While Toronto has us beat for suburban rail, the REM light rail system will soon provide speedy and frequent service to the North Shore, the South Shore, the airport and the West Island. Montreal is also a pioneer in cycling infrastructure, with over 700 km of bike lanes and paths to get around in the warm season.
Reason #6: The Food
For the longest time, Montreal was the only great restaurant city in Canada. These days, Toronto has us beat in terms of sheer variety of ethnic cuisines, in particular Asian and Caribbean food.
But Montreal is a quality over quantity town.
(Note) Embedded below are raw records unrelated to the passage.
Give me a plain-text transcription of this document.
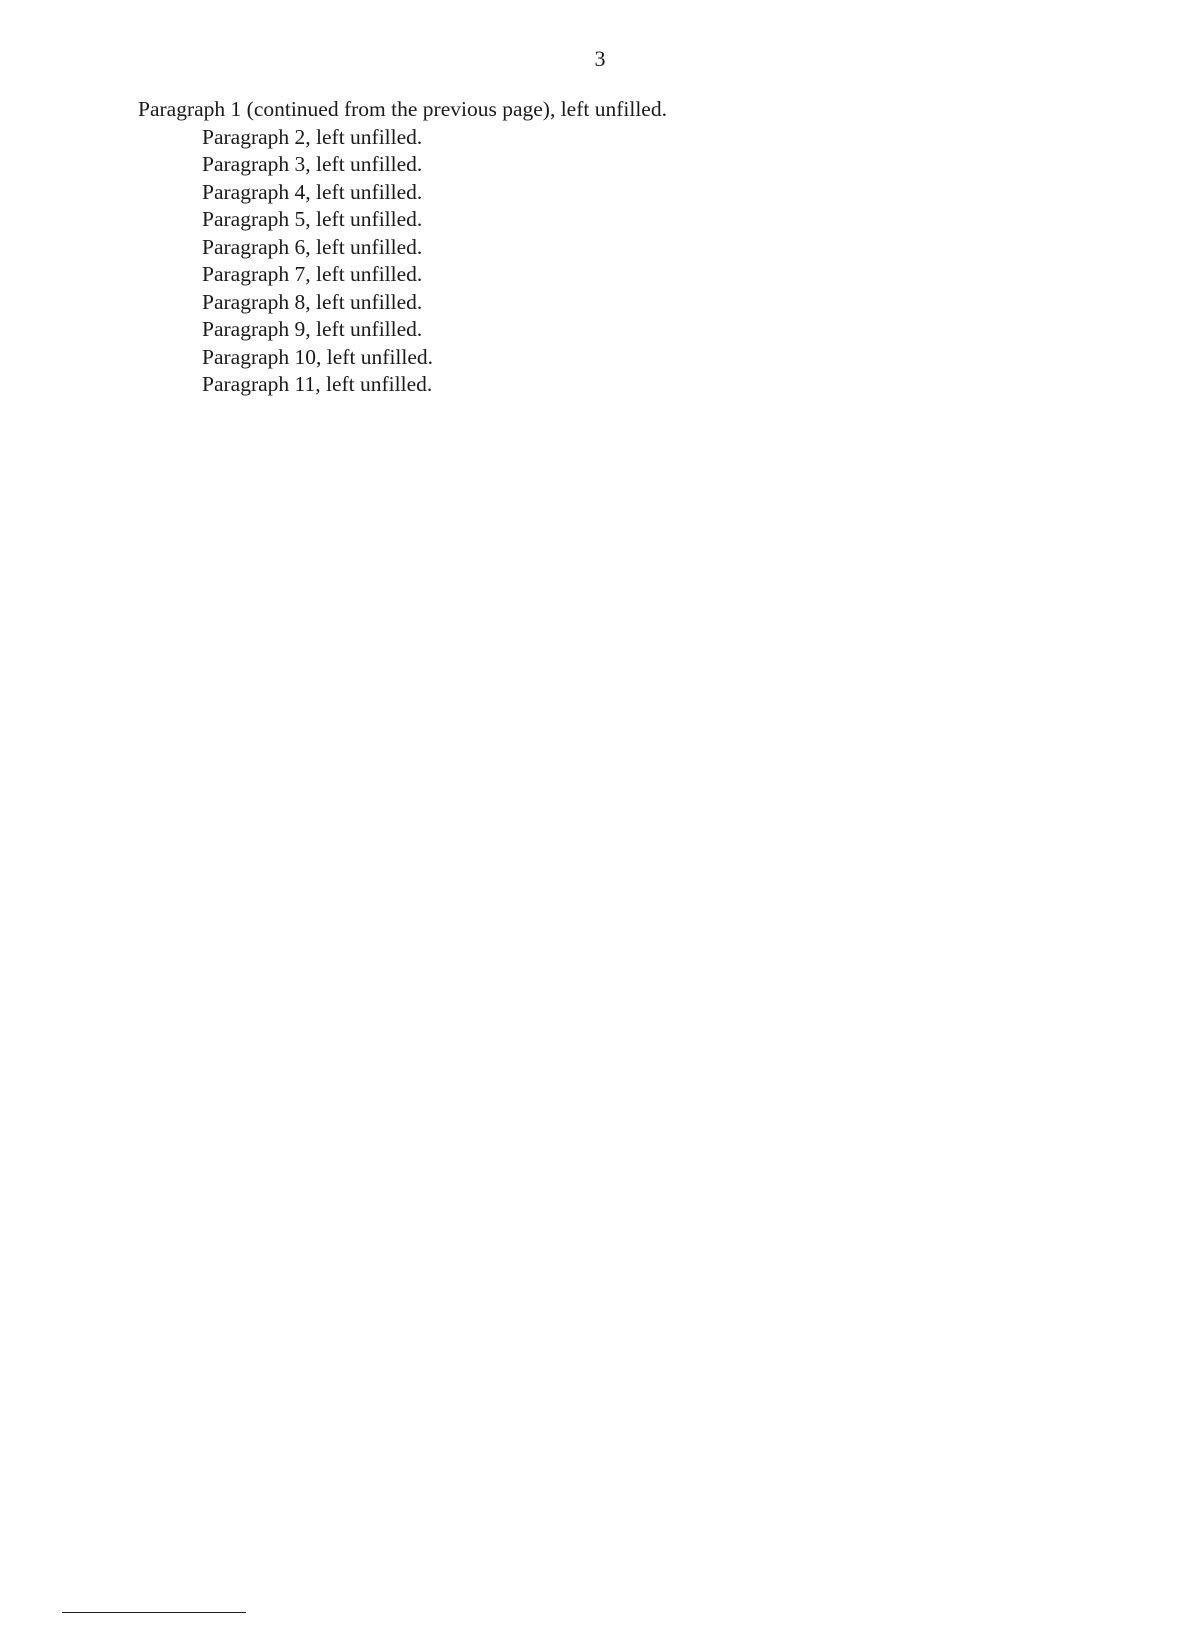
3

Paragraph 1 (continued from the previous page), left unfilled.

Paragraph 2, left unfilled.

Paragraph 3, left unfilled.

Paragraph 4, left unfilled.

Paragraph 5, left unfilled.

Paragraph 6, left unfilled.

Paragraph 7, left unfilled.

Paragraph 8, left unfilled.

Paragraph 9, left unfilled.

Paragraph 10, left unfilled.

Paragraph 11, left unfilled.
We’ve developed a distinct approach to food with domestic urban staples like our signature bagels, smoked meat, Portuguese chicken, shish taouk and hot dogs steamés, complemented by a huge expansion of the Québec terroir with dozens upon dozens of varieties of locally-produced cheeses, artisanal butchery and heirloom produce available at almost any supermarket or fruiterie.
A visit to the Jean-Talon, Atwater or Maisonneuve markets will quickly demonstrate just how much Montrealers love fine foods, and all three make St Lawrence market look quaint by comparison. Plus, we have the only Time Out Market in Canada.
Reason #7: Parks and Recreation
While Toronto has a few notable urban green spaces like High Park, the waterfront and the Islands, Montreal has an incredible variety of easily accessible beautiful parks and elegant urban squares, thanks to its much older history and a keen sense of urban design.
If you’re into nature, head to Mount Royal (designed by the same landscape architect as New York’s Central Park), Parc Lafontaine, Jarry Park, Parc Maisonneuve or Parc Jean-Drapeau—any one of which easily beats the best that Toronto has to offer. In the heart of the city, you’ll find magnificent spaces like Square Saint-Louis, Victoria Square, Dorchester Square, and Place-d’Armes.
With the Laurentians and the Eastern Townships a stone’s throw away, Montreal has an outdoor playground for all tastes, year-round.
Reason #8: Culture
While Toronto has grown enormously as a city, it’s still very young and new. People from around the world have made Canada’s largest city home, but it would be hard to define Toronto culture in the way you can in New York, London or Paris. Toronto has a fake Times Square at Yonge and Dundas and most of the films that are shot there dress it up as New York.
Montreal, on the other hand, is the largest French-speaking city in the Western Hemisphere and has developed a clear identity as the bilingual and polyglot cultural capital of French Canada. Montreal is a place where you can always go to the cinema and see a film set here. Quebec invests massively in culture, and you’ll see this in our long list of free-to-attend festivals and our vibrant live music scene. It’s also a place that artists can afford to live, where culture is more important than commerce. You’ll meet a lot of people here who play in bands, DJ at parties or have art studios—the day job is just a side gig to make ends meet.
The whole is greater than the sum of its parts in Montreal.
Editor's note: We know there's a pandemic raging right now that effects many—if not all—of these points, but we trust life's going to go back to normal. When it does, you can bet all of these reasons are coming back into full effect.